Narodowa Demokracja się raduje, powtórka Marca nadchodzi, stare bandziory z wojskówki kupują "patriotów – idiotów" na antysemityzm. A wszystko w przyjaźni z Cerkwią, która jest de facto schizmą prawosławia.
Temat 4.
Jaja jak berety, wszystko się rozpada, a Arłukowicz, biedaczek, tłumaczy się, że on wcale nie jak PIS, wszak nie kazał wyprowadzać krajowego konsultanta od okulistyki w kajdankach. Chociaż ów konsultant, znany profesor, poza kolejką u siebie w firmie rogówki przeszczepiał. Biedny Arłukowicz, trafiony/zatopiony jak Ziobro, tego mu już nasi doktorzy nie podarują, tudzież reszta elity – co on myślał, że ludzie z miasta w kolejkach będą czekać???

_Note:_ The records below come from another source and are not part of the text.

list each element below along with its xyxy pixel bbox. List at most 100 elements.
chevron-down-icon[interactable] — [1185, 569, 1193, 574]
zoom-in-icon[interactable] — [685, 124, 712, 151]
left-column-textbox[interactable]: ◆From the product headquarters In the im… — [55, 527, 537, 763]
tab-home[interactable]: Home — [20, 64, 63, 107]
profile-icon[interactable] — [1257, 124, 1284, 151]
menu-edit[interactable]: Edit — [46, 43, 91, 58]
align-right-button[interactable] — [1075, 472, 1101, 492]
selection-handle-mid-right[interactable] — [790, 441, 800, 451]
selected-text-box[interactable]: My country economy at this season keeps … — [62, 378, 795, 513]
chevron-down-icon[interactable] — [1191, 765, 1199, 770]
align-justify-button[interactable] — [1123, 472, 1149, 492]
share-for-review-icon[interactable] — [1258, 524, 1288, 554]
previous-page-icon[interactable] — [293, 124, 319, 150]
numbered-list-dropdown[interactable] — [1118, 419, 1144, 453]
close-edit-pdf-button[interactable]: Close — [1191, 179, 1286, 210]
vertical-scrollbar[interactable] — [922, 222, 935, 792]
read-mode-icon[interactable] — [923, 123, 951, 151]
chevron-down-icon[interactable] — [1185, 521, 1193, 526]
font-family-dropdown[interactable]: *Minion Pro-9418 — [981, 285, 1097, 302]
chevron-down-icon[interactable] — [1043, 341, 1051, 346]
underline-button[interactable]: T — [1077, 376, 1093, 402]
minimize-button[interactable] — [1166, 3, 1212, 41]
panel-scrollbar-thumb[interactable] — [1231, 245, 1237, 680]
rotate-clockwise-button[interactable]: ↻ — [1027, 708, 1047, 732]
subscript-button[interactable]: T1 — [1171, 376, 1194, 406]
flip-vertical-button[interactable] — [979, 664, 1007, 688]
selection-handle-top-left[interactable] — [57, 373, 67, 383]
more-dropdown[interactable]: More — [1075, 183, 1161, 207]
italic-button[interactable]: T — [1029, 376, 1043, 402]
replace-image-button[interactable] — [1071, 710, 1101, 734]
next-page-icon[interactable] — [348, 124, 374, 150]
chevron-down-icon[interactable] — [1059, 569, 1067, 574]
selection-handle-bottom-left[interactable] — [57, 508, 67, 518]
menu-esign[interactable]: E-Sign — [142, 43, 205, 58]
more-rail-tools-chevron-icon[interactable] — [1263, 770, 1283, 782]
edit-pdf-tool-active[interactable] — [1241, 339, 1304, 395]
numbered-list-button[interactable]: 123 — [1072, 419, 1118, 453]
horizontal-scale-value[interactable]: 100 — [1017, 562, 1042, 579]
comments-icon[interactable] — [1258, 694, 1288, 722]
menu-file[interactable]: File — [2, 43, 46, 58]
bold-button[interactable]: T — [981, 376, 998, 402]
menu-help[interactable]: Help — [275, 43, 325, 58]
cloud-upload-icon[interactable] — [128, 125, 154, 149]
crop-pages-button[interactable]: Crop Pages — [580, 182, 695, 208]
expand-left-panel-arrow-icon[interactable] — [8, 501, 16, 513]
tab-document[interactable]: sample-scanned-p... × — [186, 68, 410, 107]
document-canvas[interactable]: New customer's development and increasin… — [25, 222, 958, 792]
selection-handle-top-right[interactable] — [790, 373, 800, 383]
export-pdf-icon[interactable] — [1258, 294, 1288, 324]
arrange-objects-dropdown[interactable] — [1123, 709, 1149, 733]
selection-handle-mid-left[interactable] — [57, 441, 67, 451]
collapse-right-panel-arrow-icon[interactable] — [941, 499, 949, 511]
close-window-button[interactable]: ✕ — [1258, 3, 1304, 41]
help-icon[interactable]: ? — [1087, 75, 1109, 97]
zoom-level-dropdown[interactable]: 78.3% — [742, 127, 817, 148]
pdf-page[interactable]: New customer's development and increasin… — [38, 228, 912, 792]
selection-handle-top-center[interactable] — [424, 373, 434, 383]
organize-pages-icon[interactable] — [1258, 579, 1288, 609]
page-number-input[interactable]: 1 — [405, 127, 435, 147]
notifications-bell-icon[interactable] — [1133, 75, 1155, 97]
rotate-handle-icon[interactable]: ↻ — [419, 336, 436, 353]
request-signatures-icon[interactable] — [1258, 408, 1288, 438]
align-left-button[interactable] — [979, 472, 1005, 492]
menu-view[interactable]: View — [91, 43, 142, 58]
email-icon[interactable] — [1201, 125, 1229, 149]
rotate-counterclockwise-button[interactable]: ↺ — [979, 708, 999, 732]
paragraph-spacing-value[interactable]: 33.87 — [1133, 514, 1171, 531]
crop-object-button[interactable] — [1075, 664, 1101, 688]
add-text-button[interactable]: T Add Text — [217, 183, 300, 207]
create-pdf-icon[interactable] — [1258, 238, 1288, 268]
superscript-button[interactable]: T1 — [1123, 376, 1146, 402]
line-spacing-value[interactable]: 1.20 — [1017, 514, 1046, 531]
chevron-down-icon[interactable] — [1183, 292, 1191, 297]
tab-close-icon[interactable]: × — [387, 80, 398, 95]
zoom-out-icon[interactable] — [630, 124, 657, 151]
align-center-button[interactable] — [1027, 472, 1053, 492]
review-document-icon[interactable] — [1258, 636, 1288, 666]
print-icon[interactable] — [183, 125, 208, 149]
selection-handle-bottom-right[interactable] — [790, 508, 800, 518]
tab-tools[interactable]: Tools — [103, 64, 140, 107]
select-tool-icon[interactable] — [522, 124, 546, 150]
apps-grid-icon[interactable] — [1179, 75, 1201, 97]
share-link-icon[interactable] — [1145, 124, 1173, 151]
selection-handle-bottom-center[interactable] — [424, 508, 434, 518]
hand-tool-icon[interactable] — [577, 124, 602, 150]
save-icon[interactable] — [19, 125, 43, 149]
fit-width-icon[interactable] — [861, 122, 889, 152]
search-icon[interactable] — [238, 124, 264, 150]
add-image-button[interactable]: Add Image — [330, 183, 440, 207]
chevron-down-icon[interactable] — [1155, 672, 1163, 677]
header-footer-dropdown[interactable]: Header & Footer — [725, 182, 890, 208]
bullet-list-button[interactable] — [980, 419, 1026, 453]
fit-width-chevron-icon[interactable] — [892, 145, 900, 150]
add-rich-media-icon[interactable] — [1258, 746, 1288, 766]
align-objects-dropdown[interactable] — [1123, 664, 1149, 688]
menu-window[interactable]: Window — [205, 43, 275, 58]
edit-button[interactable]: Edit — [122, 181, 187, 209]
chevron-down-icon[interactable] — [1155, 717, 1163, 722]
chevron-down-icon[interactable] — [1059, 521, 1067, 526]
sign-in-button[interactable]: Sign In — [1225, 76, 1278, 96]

Jednym słowem Pan Bóg znowu Polakom rozum odebrał i słusznie – było Błogosławionego Ojca Świętego słuchać! Zwłaszcza jak kto chce zrozumieć, o co chodzi z przepowiednią fatimską.
Oto mamy czas fałszywych proroków w obfitości, a Ty, Czytelniku, nie daj się ogłupić.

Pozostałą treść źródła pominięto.